You might have heard of the "urban myth" that a scrambled Rubik's cube can always be solved by repeating a certain special move (that is, a sequence of twists) sufficiently enough times. But this is trivially true; if we let our special move be a (absolutely gigantically long) move that goes through all possible arrangements we can be certain that if we apply this to our scrambled cube we at some point arrive at the unscrambled cube during our twists. In this case we even only need to do the move once! However, this is an extremely unsatisfying answer, and that is why I will create the extra constraint that the move must be performed an exact number of times. So, if during our special move we come across the unscrambled cube it doesn't count; we must have the solved cube after doing the special move a integer amount of times. It turns out that, after we add this constraint, such a special move can not exist! In this article I will show why this is the case using elementary arguments (I hope) everyone can follow.

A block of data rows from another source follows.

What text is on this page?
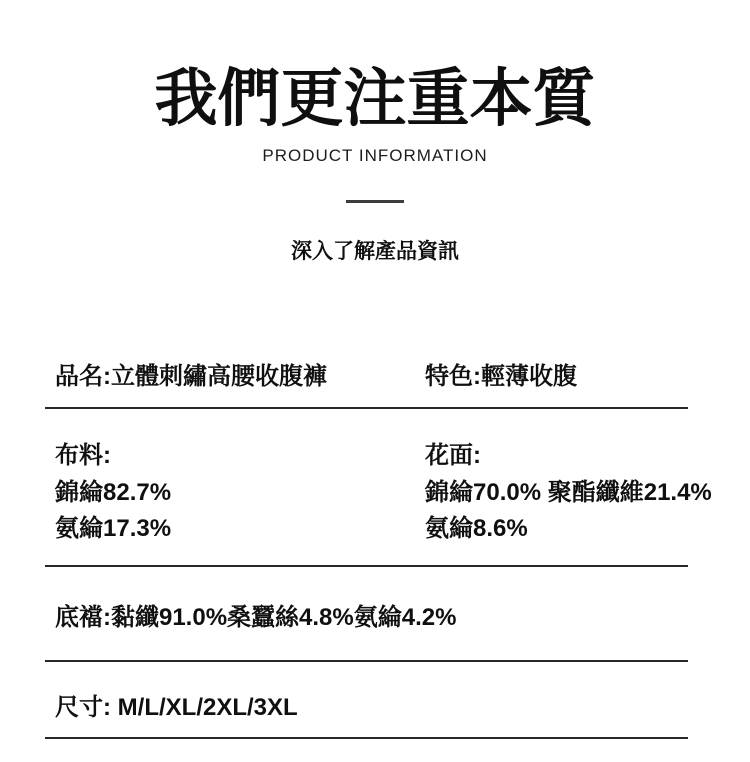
我們更注重本質
PRODUCT INFORMATION
深入了解產品資訊
品名:立體刺繡高腰收腹褲	特色:輕薄收腹
布料:
錦綸82.7%
氨綸17.3%
花面:
錦綸70.0% 聚酯纖維21.4%
氨綸8.6%
底襠:黏纖91.0%桑蠶絲4.8%氨綸4.2%
尺寸: M/L/XL/2XL/3XL
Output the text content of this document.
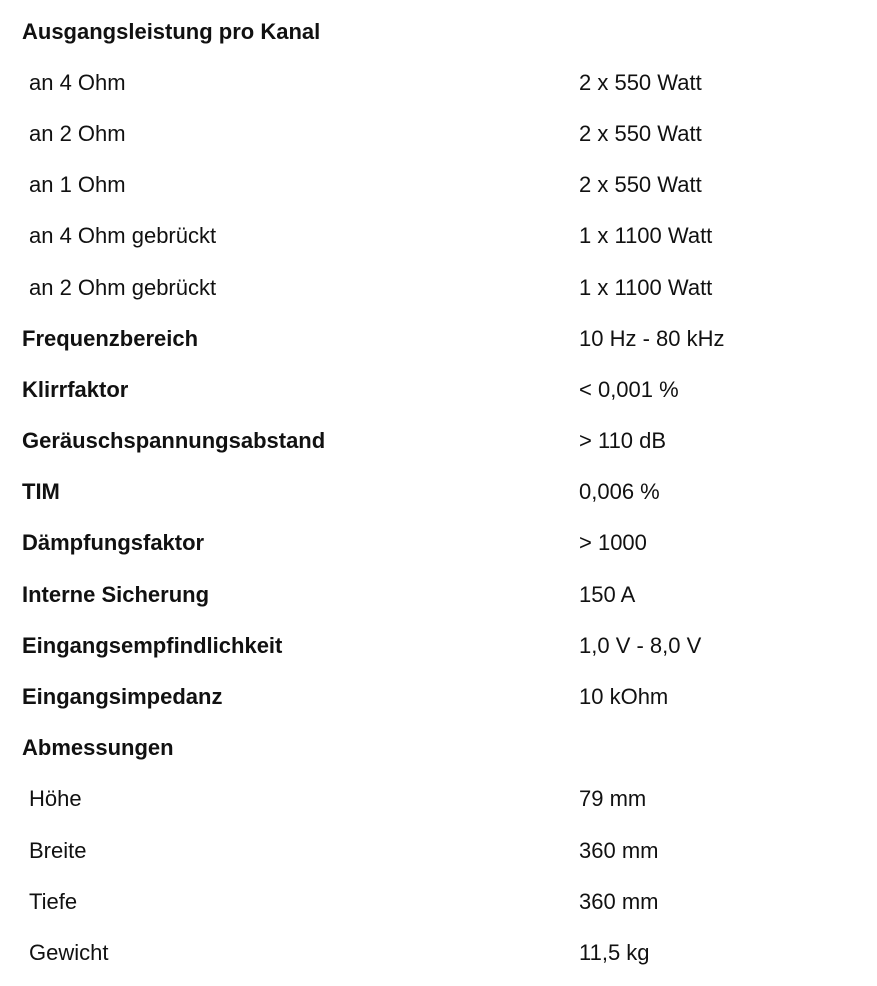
Ausgangsleistung pro Kanal
an 4 Ohm	2 x 550 Watt
an 2 Ohm	2 x 550 Watt
an 1 Ohm	2 x 550 Watt
an 4 Ohm gebrückt	1 x 1100 Watt
an 2 Ohm gebrückt	1 x 1100 Watt
Frequenzbereich	10 Hz - 80 kHz
Klirrfaktor	< 0,001 %
Geräuschspannungsabstand	> 110 dB
TIM	0,006 %
Dämpfungsfaktor	> 1000
Interne Sicherung	150 A
Eingangsempfindlichkeit	1,0 V - 8,0 V
Eingangsimpedanz	10 kOhm
Abmessungen
Höhe	79 mm
Breite	360 mm
Tiefe	360 mm
Gewicht	11,5 kg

We start by assuming that such a special move does exist. Take a solved Rubik's cube and apply the special move \(1\) time, then we have a scrambled cube. This means that we are able to perform the special move sufficiently enough times and end up with the solved cube again. We can conclude that there exists a \(k\) such that repeating our special move \(k\) times does nothing; it returns the cube to the position it was in.

Take the solved cube again and carry out any move to make a scrambled cube. Let \(l\) be the smallest amount of times the special move needs to be repeated such that it becomes solved again. Notice that \(l\) must be smaller than \(k\); if it wasn't \(l-k\) would also solve our scrambled cube but we assumed \(l\) to be the smallest. To repeat: applying the special move \(l\) times on our scrambled cube solves it, executing it \(k\) times does nothing. Thus performing the special move \(k-l\) times is equivalent to the original move. This means any move can be encoded by repeating the special move enough times.

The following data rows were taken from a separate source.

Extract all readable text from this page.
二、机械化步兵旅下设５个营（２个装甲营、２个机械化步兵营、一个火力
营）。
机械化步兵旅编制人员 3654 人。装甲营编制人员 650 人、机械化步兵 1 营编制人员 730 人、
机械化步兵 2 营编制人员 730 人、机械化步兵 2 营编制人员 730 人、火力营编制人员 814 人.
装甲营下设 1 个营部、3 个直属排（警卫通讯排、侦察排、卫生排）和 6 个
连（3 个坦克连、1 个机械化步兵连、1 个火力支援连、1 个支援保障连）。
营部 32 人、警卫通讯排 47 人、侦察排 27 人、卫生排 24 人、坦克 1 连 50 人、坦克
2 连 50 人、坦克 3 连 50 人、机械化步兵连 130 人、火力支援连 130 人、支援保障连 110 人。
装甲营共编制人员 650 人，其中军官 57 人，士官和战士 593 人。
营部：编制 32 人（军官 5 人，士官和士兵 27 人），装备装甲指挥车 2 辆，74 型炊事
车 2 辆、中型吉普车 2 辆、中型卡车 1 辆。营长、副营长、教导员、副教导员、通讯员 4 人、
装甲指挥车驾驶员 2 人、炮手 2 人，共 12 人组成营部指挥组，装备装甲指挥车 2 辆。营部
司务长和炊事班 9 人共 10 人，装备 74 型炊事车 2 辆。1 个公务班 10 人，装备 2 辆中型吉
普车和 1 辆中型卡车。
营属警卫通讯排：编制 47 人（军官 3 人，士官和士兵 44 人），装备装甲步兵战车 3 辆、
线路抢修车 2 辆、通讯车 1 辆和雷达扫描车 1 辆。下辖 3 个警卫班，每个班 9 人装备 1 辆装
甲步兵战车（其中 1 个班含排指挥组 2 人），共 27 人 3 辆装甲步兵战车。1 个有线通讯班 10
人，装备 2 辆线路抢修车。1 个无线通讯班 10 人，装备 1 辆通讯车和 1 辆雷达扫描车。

Again, take a solved cube and do the following move: twist the right face and afterwards the top face one quarter turn clockwise. This will give a different cube than if we did it the other way around: that is first twisting the top face and afterwards the right face. Lets return to what we said earlier: any move can be encoded by the special move. So lets encode the top twist and say it is the same as repeating the special move \(t\) times, analogously we encode the right twist with \(r\) special moves. This means our move is equal to doing the special move \(r\) and then \(t\) times, and our other move \(t\) and then \(r\) times. But wait... \(r+t = t+r\) so the two different moves should be the same however we know that they aren't. All the reasoning we did was sound so our assumptions must have been wrong; we have to conclude that such a special move can not exist!

In group theory the argument is as follows: If such a special move exists the Rubik's group would be generated by a single element, which means it is cyclic, which means it is abelian which it obviously isn't.